Mystery of how cats lap is revealed by Rebecca Morelle is really stretching it in my opinion. I can understand how you might observe a cat lapping up water and be curious about how they do it so well, but I really don't see why this is breaking news. Perhaps it is a slow day for science?
Source: Wikimedia Commons. |
I am going to go out on a limb and say that stories like this are caused by the need to publish something (ANYTHING) quickly. With the internet it is shifting from the quality of a story to the number of stories that you can produce. I think its sad that the best the BBC is putting out is high speed video of a cat drinking as their science news. This isn't going to entice readers to start giving a damn about science.

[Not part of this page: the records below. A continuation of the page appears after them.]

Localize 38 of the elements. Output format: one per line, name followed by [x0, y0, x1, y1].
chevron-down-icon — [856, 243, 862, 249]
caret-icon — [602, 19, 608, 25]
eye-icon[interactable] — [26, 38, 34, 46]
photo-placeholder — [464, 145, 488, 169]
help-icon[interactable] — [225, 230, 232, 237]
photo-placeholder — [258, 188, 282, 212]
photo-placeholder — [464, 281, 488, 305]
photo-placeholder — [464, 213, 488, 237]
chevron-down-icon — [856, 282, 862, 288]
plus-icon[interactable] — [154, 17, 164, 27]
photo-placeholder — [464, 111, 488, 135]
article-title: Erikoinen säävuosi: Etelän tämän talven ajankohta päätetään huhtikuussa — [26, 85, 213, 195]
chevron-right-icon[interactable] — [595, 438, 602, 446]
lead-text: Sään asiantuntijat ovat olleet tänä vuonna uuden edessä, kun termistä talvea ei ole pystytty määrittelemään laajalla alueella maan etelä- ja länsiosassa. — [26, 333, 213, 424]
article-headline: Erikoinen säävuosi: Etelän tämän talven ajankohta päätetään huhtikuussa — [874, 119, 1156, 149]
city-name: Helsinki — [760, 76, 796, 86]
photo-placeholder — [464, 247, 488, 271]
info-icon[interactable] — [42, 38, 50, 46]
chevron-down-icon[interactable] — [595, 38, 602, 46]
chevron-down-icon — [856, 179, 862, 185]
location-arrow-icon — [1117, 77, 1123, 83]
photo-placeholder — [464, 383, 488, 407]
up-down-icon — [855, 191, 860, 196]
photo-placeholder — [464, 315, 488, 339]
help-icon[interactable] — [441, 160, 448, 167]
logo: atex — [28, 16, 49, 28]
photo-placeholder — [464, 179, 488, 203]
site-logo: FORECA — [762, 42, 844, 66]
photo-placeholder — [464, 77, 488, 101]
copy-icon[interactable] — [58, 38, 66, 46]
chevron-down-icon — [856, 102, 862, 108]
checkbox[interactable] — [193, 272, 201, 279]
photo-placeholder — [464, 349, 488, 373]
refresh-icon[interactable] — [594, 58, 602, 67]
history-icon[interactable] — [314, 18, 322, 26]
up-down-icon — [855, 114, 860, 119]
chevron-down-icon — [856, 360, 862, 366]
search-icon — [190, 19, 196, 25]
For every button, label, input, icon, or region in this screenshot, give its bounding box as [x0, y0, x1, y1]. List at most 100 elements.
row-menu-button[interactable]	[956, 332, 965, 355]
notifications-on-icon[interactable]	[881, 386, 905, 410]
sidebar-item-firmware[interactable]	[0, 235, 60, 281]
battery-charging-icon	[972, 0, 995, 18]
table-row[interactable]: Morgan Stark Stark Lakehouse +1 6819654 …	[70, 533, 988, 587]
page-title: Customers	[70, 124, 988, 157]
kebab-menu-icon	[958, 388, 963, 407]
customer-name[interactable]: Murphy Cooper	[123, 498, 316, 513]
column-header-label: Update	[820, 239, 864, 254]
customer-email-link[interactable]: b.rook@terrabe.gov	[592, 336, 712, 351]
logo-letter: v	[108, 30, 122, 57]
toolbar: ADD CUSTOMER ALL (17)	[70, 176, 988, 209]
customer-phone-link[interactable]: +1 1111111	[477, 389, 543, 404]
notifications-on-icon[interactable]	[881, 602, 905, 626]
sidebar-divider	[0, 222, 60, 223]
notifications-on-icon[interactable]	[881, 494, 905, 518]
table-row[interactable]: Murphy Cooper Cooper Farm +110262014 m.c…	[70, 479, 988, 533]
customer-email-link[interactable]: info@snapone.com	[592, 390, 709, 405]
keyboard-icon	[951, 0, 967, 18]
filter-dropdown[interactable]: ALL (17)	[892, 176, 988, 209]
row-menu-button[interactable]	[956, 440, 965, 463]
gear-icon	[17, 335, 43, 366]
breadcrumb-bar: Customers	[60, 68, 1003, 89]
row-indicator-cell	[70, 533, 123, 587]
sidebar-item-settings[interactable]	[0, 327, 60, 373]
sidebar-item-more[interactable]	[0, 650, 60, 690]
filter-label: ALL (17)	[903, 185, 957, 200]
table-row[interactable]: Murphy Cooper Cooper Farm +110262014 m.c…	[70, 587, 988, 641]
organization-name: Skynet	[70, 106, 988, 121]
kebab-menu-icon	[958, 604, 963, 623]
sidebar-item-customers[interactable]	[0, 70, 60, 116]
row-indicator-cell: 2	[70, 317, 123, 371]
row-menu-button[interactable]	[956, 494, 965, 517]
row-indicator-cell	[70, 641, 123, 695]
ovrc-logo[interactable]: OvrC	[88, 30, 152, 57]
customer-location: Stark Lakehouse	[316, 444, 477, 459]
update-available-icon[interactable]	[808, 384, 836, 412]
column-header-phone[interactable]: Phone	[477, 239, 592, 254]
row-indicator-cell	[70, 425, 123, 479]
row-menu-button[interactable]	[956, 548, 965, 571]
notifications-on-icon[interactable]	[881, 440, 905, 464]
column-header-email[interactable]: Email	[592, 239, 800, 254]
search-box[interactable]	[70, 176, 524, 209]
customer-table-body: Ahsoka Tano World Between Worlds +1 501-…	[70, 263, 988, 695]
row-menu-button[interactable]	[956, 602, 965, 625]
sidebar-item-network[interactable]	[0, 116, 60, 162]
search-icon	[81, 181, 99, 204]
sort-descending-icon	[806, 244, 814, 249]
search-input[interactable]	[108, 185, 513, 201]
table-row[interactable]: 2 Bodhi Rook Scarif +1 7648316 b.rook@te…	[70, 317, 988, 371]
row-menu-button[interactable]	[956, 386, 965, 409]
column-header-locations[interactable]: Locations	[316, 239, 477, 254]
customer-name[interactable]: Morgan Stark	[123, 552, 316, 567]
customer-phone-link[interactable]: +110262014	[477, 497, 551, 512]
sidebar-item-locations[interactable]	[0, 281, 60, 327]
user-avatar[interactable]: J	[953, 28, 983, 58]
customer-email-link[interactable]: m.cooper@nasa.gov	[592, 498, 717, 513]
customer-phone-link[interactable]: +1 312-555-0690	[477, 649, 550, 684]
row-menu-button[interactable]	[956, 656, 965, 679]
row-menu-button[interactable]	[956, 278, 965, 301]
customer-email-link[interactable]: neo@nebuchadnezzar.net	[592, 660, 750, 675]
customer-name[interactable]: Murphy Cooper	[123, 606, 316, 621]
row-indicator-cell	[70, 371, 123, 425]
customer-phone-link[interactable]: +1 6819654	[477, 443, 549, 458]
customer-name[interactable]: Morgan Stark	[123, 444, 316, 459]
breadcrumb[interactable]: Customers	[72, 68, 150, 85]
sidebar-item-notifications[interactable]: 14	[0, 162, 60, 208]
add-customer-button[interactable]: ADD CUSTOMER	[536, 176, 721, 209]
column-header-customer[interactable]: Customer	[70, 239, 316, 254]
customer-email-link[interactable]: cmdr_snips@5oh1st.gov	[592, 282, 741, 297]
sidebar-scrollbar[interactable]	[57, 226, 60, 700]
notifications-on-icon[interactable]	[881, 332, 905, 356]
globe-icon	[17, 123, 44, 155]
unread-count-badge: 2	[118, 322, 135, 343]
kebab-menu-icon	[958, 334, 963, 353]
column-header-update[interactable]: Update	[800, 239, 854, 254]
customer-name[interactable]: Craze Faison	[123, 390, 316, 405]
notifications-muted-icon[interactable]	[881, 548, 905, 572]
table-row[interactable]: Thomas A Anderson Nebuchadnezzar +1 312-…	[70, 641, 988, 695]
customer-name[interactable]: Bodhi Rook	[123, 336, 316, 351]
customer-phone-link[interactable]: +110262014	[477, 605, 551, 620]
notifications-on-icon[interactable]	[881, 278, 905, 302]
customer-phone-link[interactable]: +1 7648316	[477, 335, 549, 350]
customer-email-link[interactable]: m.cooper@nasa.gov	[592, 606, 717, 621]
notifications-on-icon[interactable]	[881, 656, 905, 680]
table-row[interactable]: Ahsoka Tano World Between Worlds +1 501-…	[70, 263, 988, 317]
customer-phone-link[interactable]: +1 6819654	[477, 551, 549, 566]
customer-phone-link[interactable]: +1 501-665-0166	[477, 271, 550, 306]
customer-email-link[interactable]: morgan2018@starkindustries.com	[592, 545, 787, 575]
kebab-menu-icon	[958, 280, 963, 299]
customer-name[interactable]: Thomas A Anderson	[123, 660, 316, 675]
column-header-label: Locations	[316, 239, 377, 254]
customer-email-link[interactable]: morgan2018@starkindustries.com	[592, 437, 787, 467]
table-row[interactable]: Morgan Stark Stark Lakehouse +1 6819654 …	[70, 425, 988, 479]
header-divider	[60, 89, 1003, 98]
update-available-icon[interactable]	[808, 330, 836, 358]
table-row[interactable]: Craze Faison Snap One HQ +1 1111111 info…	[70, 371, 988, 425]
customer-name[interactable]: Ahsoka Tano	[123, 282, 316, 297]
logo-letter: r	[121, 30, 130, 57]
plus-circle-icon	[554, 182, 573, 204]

We can't just cover every single scientific finding. As journalists it is our job to determine what stories are the most interesting, to track down obscure threads and follow them until you get a story that no one else has, and to inform the public about the scientific findings that they need to know about. I think there are very few people out there that would say they really needed to know about cricket testicles and cat tongues.
Seeing stories like this makes me want to change the journalistic system. I don't blame the writer, she wrote the story she was assigned. I blame the fact that no one is willing to spend the money on investigative, in depth reporting anymore. Give reporters the resources, and we'll deliver the goods. Without the support journalists need to get the good stories, you're gonna get cricket balls.